The budget request also cancels planned missions like VERITAS and DAVINCI, our first return to Venus in more than 30 years, before they can even launch. Support for VIPER, the fully-built rover destined to hunt for water-ice deposits at the lunar south pole, is shelved. The Nancy Grace Roman Space Telescope, though not canceled outright as feared, has its funding ratcheted back to less than half the planned amount, lowering the project reserves to levels far below the recommended levels, functionally demanding the project walk an engineering tightrope in the final year of its assembly. If anything goes wrong, the project will miss its launch date and ultimately cost far more than if the reserves had been available at the time they were needed. Planning for the Habitable Worlds Observatory is lowered to nearly zero. And as mentioned, with the halting of nuclear fuel production, the budget request ends a key infrastructure capability painstakingly restored over the course of the past 20 years.

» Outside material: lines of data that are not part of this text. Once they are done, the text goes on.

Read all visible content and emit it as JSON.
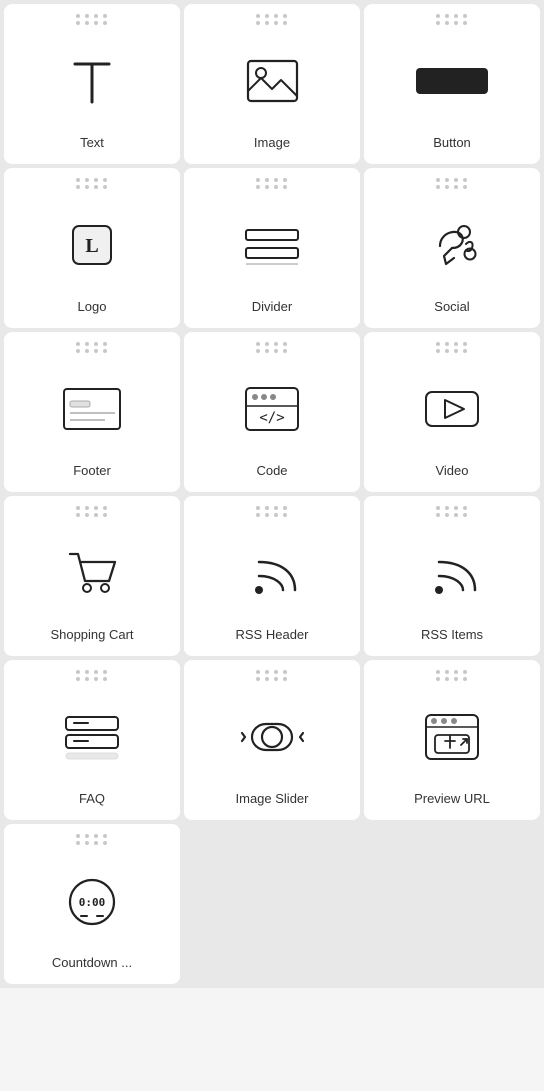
{
  "items": [
    {
      "id": "text",
      "label": "Text",
      "icon": "text"
    },
    {
      "id": "image",
      "label": "Image",
      "icon": "image"
    },
    {
      "id": "button",
      "label": "Button",
      "icon": "button"
    },
    {
      "id": "logo",
      "label": "Logo",
      "icon": "logo"
    },
    {
      "id": "divider",
      "label": "Divider",
      "icon": "divider"
    },
    {
      "id": "social",
      "label": "Social",
      "icon": "social"
    },
    {
      "id": "footer",
      "label": "Footer",
      "icon": "footer"
    },
    {
      "id": "code",
      "label": "Code",
      "icon": "code"
    },
    {
      "id": "video",
      "label": "Video",
      "icon": "video"
    },
    {
      "id": "shopping-cart",
      "label": "Shopping Cart",
      "icon": "cart"
    },
    {
      "id": "rss-header",
      "label": "RSS Header",
      "icon": "rss"
    },
    {
      "id": "rss-items",
      "label": "RSS Items",
      "icon": "rss2"
    },
    {
      "id": "faq",
      "label": "FAQ",
      "icon": "faq"
    },
    {
      "id": "image-slider",
      "label": "Image Slider",
      "icon": "slider"
    },
    {
      "id": "preview-url",
      "label": "Preview URL",
      "icon": "preview-url"
    },
    {
      "id": "countdown",
      "label": "Countdown ...",
      "icon": "countdown"
    }
  ]
}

The proposal undermines its own goals, abandons American leadership, squanders decades of national investment, and destroys the political consensus needed for any great undertaking.

The frantic and arbitrary nature of this proposal will inevitably create further waste through pure incoherence. You cannot simply fire a third of your workforce, cancel dozens of projects, and expect to pivot seamlessly to the most complex mission humanity has ever attempted. The loss of key personnel, the disruption to the space economy, and the collapse of institutional knowledge will create massive, long-term inefficiencies that will cost the taxpayer far more in the long run.

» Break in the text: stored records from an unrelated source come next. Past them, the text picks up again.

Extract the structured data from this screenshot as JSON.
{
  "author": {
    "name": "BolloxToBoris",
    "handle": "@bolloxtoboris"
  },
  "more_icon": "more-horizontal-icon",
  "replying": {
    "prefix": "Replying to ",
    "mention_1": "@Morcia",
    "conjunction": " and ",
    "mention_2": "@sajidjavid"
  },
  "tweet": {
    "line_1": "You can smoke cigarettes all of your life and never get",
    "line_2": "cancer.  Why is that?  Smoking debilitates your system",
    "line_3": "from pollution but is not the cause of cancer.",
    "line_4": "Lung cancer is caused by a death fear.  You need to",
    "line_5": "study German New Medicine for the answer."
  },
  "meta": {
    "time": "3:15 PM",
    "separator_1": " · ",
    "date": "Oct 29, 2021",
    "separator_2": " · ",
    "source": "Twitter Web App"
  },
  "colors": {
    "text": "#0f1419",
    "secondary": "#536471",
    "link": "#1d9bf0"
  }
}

The budget request is a self-defeating document. It is a budget without a clear, coherent plan. It undermines its own goals, abandons American leadership, squanders decades of national investment, and destroys the political consensus needed for any great undertaking.

The path forward

The damage proposed by the budget request seems all-consuming, but Article I Section 9 prevails. Congress has sole power of the purse, and we have already seen members from both parties, including the chairman of the Senate Commerce Committee and the leadership of the bipartisan Planetary Science Caucus, voice their opposition to the proposed gutting of our domestic space capabilities and scientific preeminence.

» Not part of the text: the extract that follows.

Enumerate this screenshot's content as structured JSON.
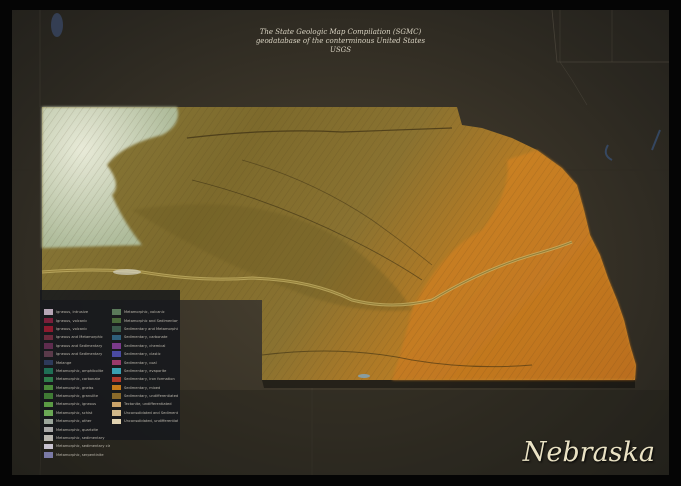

For the sake of our nation's future in space, we believe Congress must reject this unprecedented, unstrategic, and wasteful budget and instead forge a bipartisan path forward that maintains a national space program that will continue to lead the world in discovery, innovation, and inspiration. We must invest in a space program that strengthens our economy, supports scientific excellence, advances national interests, and ignites the curiosity of the next generation. Anything less would be a retreat from the responsibility and opportunity that leadership in space demands.